It's more expensive to manufacture a replaceable battery. It has to have a hard shell then, a more expensive connector and it's shape and location become more constricted. It makes a product less competitive or profitable. Market history shows that people will pay for thinner device but not so much for less obvious advantages like replaceable batteries especially when that makes their iphone a millimeter or two thicker and 5 grams heavier. And it's easy to argue that it wouldn't be in the manufacturer's economic interest either.
If that iphone had a replaceable battery or memory card slot for that matter it would extend the product's lifespan. Apple makes more money if you buy a new phone though when you run low on memory or your battery begins to fail.
Apple, which has a very successful business model by most standards is infamous for strongly discouraging customers from repairing an iphone or macbook when they could buy a new one instead. Even to the point of grossly inflating the repair costs and lying about whether a repair is possible. You might want to watch a Louis Rossmann video on the subject sometime.

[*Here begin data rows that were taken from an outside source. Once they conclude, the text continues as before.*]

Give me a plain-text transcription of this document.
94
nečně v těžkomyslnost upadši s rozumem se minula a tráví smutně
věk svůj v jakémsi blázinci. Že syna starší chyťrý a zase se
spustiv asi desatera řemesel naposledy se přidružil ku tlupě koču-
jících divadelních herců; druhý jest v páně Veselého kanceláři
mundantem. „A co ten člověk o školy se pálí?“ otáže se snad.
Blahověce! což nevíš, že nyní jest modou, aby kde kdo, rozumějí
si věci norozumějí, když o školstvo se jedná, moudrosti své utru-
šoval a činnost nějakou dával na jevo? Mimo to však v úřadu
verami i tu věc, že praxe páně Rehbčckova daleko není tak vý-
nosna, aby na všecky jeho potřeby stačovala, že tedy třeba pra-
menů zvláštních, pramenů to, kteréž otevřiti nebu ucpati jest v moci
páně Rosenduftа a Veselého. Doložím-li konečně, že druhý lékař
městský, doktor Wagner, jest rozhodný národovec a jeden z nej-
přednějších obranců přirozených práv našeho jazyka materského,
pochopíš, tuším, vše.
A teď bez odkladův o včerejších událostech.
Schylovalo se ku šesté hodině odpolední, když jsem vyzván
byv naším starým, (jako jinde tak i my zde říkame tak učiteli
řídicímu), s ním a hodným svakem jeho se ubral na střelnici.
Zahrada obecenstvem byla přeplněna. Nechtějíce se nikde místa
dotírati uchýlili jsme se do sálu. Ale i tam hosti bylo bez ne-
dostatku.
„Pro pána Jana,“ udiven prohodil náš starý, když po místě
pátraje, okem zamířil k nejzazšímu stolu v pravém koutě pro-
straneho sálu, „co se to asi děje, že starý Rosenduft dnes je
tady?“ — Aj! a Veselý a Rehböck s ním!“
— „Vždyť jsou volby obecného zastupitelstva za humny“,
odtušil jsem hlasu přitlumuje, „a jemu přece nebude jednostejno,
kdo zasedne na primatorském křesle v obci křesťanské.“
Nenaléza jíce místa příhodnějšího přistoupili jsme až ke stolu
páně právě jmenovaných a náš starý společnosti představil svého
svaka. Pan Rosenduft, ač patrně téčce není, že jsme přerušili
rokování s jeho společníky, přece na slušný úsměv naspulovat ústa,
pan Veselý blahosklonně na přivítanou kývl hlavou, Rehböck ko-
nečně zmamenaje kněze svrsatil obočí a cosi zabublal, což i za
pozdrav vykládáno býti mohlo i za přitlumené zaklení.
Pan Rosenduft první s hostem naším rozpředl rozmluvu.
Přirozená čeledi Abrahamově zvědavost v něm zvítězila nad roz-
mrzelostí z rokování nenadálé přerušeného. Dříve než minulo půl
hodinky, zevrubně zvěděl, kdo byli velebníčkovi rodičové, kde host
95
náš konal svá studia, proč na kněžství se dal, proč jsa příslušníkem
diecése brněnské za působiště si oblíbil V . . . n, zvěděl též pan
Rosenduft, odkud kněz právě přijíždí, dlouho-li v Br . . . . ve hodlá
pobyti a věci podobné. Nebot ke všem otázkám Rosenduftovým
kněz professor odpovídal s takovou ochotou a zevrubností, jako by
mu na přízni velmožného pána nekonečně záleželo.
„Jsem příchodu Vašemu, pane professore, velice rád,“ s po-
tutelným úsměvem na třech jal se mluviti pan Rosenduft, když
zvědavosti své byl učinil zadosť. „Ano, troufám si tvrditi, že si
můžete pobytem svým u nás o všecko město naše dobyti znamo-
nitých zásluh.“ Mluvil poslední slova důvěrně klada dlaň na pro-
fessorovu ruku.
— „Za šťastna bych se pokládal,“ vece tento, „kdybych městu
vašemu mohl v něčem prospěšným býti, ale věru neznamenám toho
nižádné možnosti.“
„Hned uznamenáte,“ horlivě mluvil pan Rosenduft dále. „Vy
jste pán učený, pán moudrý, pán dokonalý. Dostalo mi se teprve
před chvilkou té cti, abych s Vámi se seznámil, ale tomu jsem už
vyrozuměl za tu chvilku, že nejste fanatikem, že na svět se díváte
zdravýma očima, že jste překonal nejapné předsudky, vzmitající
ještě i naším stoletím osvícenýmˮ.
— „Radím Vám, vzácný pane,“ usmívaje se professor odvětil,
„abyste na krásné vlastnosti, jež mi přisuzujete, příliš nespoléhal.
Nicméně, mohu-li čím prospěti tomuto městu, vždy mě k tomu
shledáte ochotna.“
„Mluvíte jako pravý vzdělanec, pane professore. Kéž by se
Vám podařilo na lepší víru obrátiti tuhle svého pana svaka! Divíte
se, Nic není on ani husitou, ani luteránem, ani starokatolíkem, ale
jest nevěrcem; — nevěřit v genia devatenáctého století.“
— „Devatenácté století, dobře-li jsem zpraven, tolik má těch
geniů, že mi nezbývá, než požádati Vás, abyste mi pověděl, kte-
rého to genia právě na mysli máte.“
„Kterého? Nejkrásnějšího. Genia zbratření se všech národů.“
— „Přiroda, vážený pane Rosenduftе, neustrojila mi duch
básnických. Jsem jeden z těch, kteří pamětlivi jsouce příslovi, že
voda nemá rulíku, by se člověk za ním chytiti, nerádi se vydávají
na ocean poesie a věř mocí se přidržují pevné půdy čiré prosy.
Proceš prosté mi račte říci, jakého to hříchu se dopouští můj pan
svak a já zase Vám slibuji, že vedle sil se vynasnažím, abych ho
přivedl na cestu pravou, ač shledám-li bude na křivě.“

A replaceable battery would cannibalize a certain amount of new sales - one less reason to buy a new phone. And that phone would be fractionally thicker, heavier and less profitable. And epithets like thin and profit take on a religious fervor in Cupertino. And Amazon isn't adverse to making profits either and there is little push back from consumers.
When devices that do not have replaceable batteries, like Kindles or iphones have commanding market share we consumers are telling Jeff and Tim that replaceable batteries are a non-starter.